In the 19th century a standard system was finally adopted under which a star of any given magnitude is 2.512 times as bright as a star of the next higher magnitude. Thus, for example, a star of the second magnitude is 2.412 times as bright as a star of the third magnitude.
The advantage of this particular magnitude rating, 2.512, is that it coincides closely with the Ptolemaic system; and because 2.512 is the fifth root of 100, a star of the first magnitude is exactly 100 times as bright as a star of the sixth magnitude, a star of the sixth magnitude is exactly 100 times as bright as a star of the 11th magnitude, and so on.
The mean of the magnitudes of several hundred stars in the Bonn Durchmusterung catalog that was prepared by the German astronomer Friedrick Argelander about 1860, was taken as the standard of the scale for calibration purposes.
With accurate instruments, such as bolometers and radiometers, astronomers today can measure differences as small as one hundredth of a magnitude.
Stars with magnitudes between 1.5 and 2.5 are called second magnitude stars. Stars brighter than magnitude 1.5, of which there are 20, are called first magnitude stars.
There are about 60 second magnitude stars and about 180 third magnitude stars.
The first magnitude star Aldebaran has an actual magnitude of 1.1 while the slightly brighter first magnitude star Altair has a magnitude of 0.9.
The brightest stars are brighter than magnitude zero.

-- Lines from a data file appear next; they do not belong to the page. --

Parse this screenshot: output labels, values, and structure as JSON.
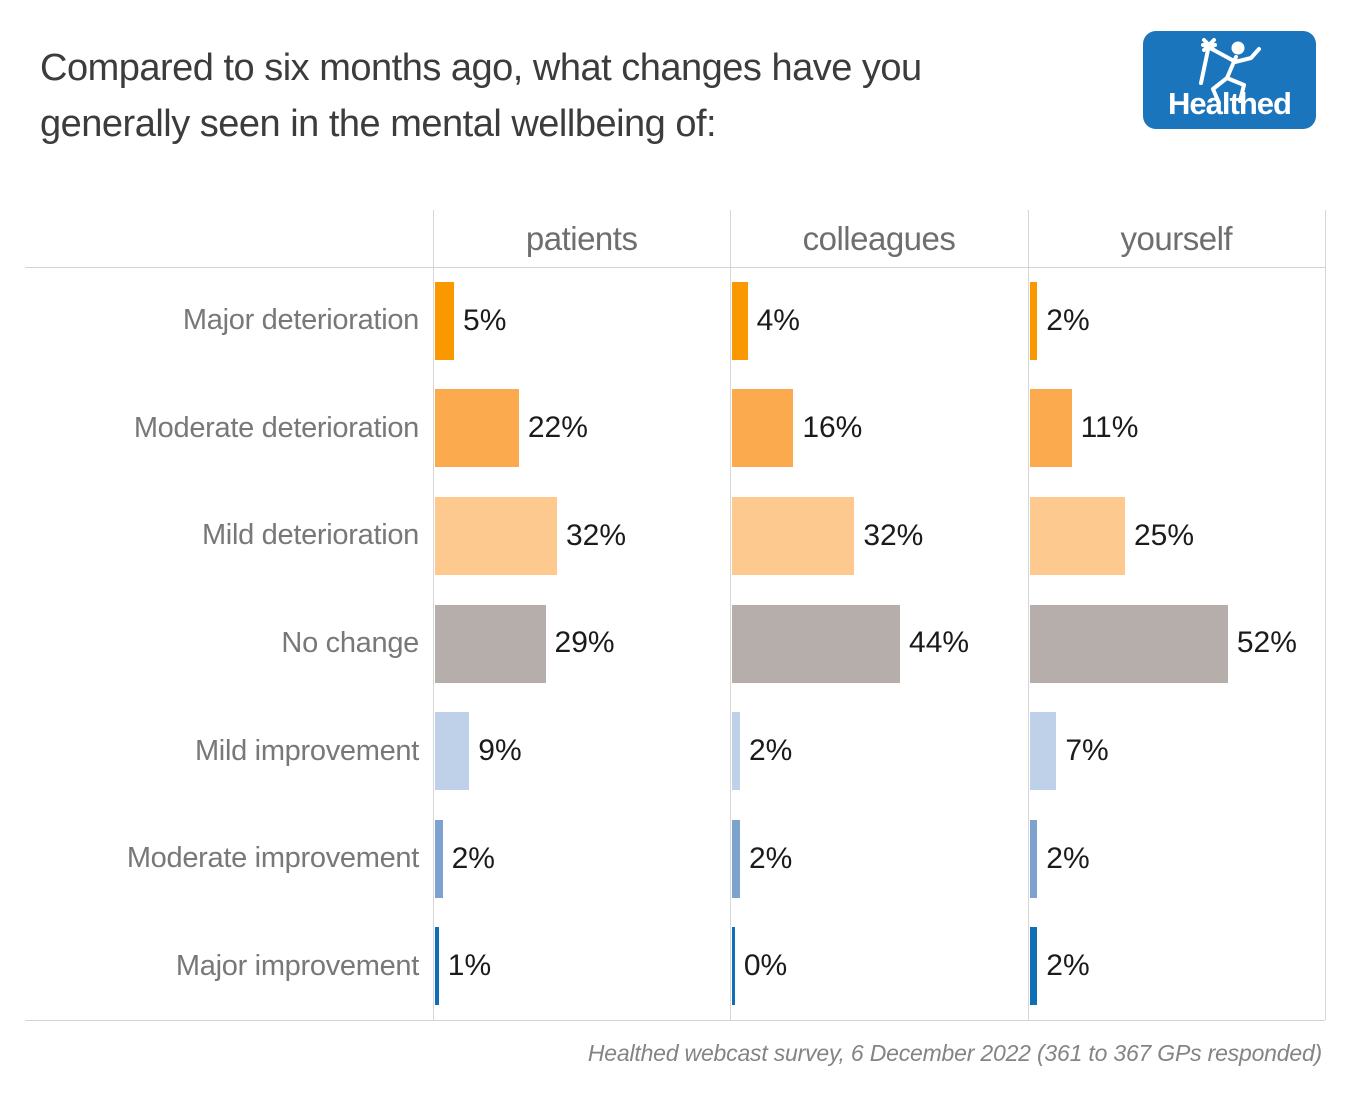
{
  "title": {
    "line1": "Compared to six months ago, what changes have you",
    "line2": "generally seen in the mental wellbeing of:"
  },
  "logo": {
    "text": "Healthed",
    "bg_color": "#1b75bc",
    "icon": "hermes-runner-icon"
  },
  "chart_data": {
    "type": "bar",
    "orientation": "horizontal",
    "title": "Compared to six months ago, what changes have you generally seen in the mental wellbeing of:",
    "categories": [
      "Major deterioration",
      "Moderate deterioration",
      "Mild deterioration",
      "No change",
      "Mild improvement",
      "Moderate improvement",
      "Major improvement"
    ],
    "series": [
      {
        "name": "patients",
        "values": [
          5,
          22,
          32,
          29,
          9,
          2,
          1
        ]
      },
      {
        "name": "colleagues",
        "values": [
          4,
          16,
          32,
          44,
          2,
          2,
          0
        ]
      },
      {
        "name": "yourself",
        "values": [
          2,
          11,
          25,
          52,
          7,
          2,
          2
        ]
      }
    ],
    "value_suffix": "%",
    "xlim": [
      0,
      78
    ],
    "legend": "none",
    "grid": "column-separators",
    "category_colors": [
      "#fa9800",
      "#fbaa4d",
      "#fdc98f",
      "#b6aeaa",
      "#bfd0e9",
      "#7ea2cf",
      "#0e6fb6"
    ],
    "label_color": "#787878",
    "value_label_color": "#1b1b1b"
  },
  "footer": "Healthed webcast survey, 6 December 2022 (361 to 367 GPs responded)"
}
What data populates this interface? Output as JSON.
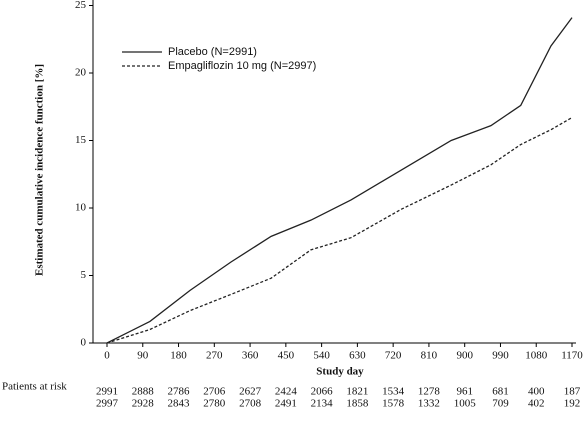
{
  "chart_data": {
    "type": "line",
    "y_label": "Estimated cumulative incidence function [%]",
    "x_label": "Study day",
    "x": [
      0,
      108,
      209,
      312,
      413,
      513,
      614,
      740,
      866,
      966,
      1041,
      1117,
      1170
    ],
    "series": [
      {
        "name": "Placebo (N=2991)",
        "color": "#222222",
        "dash": "solid",
        "values": [
          0,
          1.6,
          3.9,
          6.0,
          7.9,
          9.1,
          10.6,
          12.8,
          15.0,
          16.1,
          17.6,
          22.0,
          24.1
        ]
      },
      {
        "name": "Empagliflozin 10 mg (N=2997)",
        "color": "#222222",
        "dash": "dashed",
        "values": [
          0,
          1.0,
          2.4,
          3.6,
          4.8,
          6.9,
          7.8,
          9.9,
          11.7,
          13.2,
          14.7,
          15.8,
          16.7
        ]
      }
    ],
    "xlim": [
      0,
      1170
    ],
    "xticks": [
      0,
      90,
      180,
      270,
      360,
      450,
      540,
      630,
      720,
      810,
      900,
      990,
      1080,
      1170
    ],
    "ylim": [
      0,
      25
    ],
    "yticks": [
      0,
      5,
      10,
      15,
      20,
      25
    ],
    "risk_table": {
      "title": "Patients at risk",
      "rows": [
        [
          2991,
          2888,
          2786,
          2706,
          2627,
          2424,
          2066,
          1821,
          1534,
          1278,
          961,
          681,
          400,
          187
        ],
        [
          2997,
          2928,
          2843,
          2780,
          2708,
          2491,
          2134,
          1858,
          1578,
          1332,
          1005,
          709,
          402,
          192
        ]
      ]
    }
  }
}
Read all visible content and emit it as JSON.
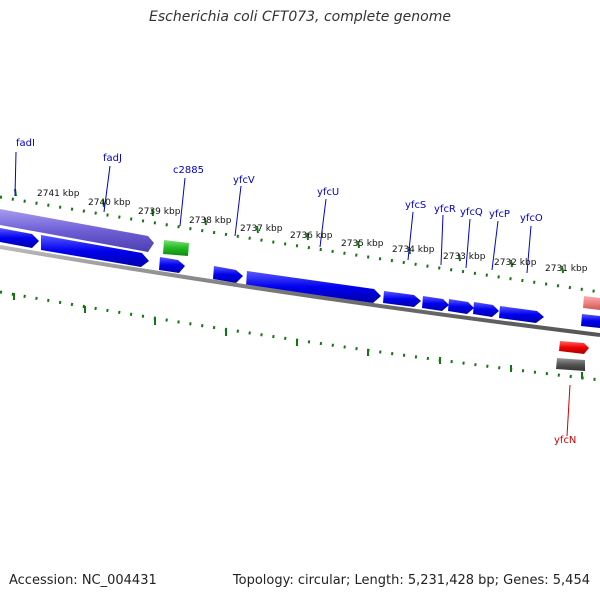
{
  "title": "Escherichia coli CFT073, complete genome",
  "footer": {
    "accession": "Accession: NC_004431",
    "summary": "Topology: circular; Length: 5,231,428 bp; Genes: 5,454"
  },
  "colors": {
    "cds": "#0000ee",
    "cds_selected": "#6e5fd6",
    "rna_green": "#22bb22",
    "gene_red": "#ee0000",
    "pink": "#ee8080",
    "gray_feature": "#555555",
    "tick": "#117711",
    "label_blue": "#0000cc",
    "label_red": "#cc0000",
    "backbone": "#777777"
  },
  "scale_labels": [
    "2741 kbp",
    "2740 kbp",
    "2739 kbp",
    "2738 kbp",
    "2737 kbp",
    "2736 kbp",
    "2735 kbp",
    "2734 kbp",
    "2733 kbp",
    "2732 kbp",
    "2731 kbp"
  ],
  "gene_labels": [
    {
      "name": "fadI",
      "color": "blue"
    },
    {
      "name": "fadJ",
      "color": "blue"
    },
    {
      "name": "c2885",
      "color": "blue"
    },
    {
      "name": "yfcV",
      "color": "blue"
    },
    {
      "name": "yfcU",
      "color": "blue"
    },
    {
      "name": "yfcS",
      "color": "blue"
    },
    {
      "name": "yfcR",
      "color": "blue"
    },
    {
      "name": "yfcQ",
      "color": "blue"
    },
    {
      "name": "yfcP",
      "color": "blue"
    },
    {
      "name": "yfcO",
      "color": "blue"
    },
    {
      "name": "yfcN",
      "color": "red"
    }
  ]
}
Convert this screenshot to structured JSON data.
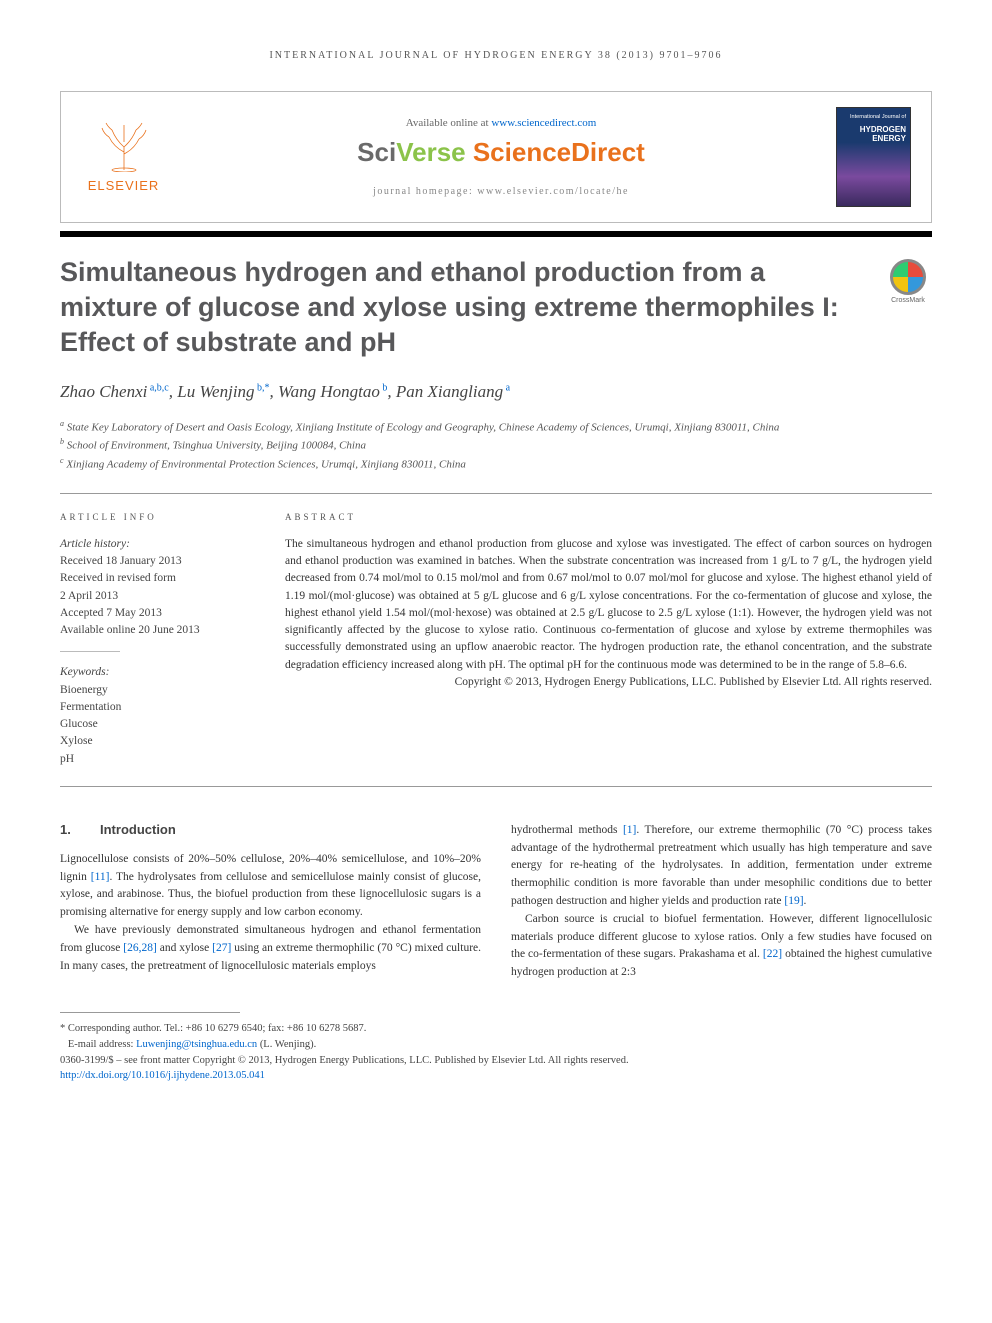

Sirius, the brightest star outside the solar system, has a magnitude of minus 1.6. The sun has a magnitude of minus 26.7 inasmuch as it is about 10 billion times as bright as Sirius.
Because the eye is more sensitive to yellow light than to blue light, whereas ordinary photographic film is more sensitive to blue than to yellow, the visual magnitude of a star may differ from its photographic magnitude. A star of visual magnitude 2 may have photographic magnitude 1 if blue, or it may have photographic magnitude 3 if yellow or red.
The faintest star that can be observed by long photographic exposure with the largest telescope is of the 23rd magnitude.
Absolute magnitude, as opposed to apparent magnitude, indicates the brightness that a star would have if it were placed at a distance from the earth of 10 parsecs, or 32.6 light years. By rating stars in this way, astronomers are able to compare them with respect to intrinsic brightness. The sun, for example, has an absolute magnitude of plus 4.7.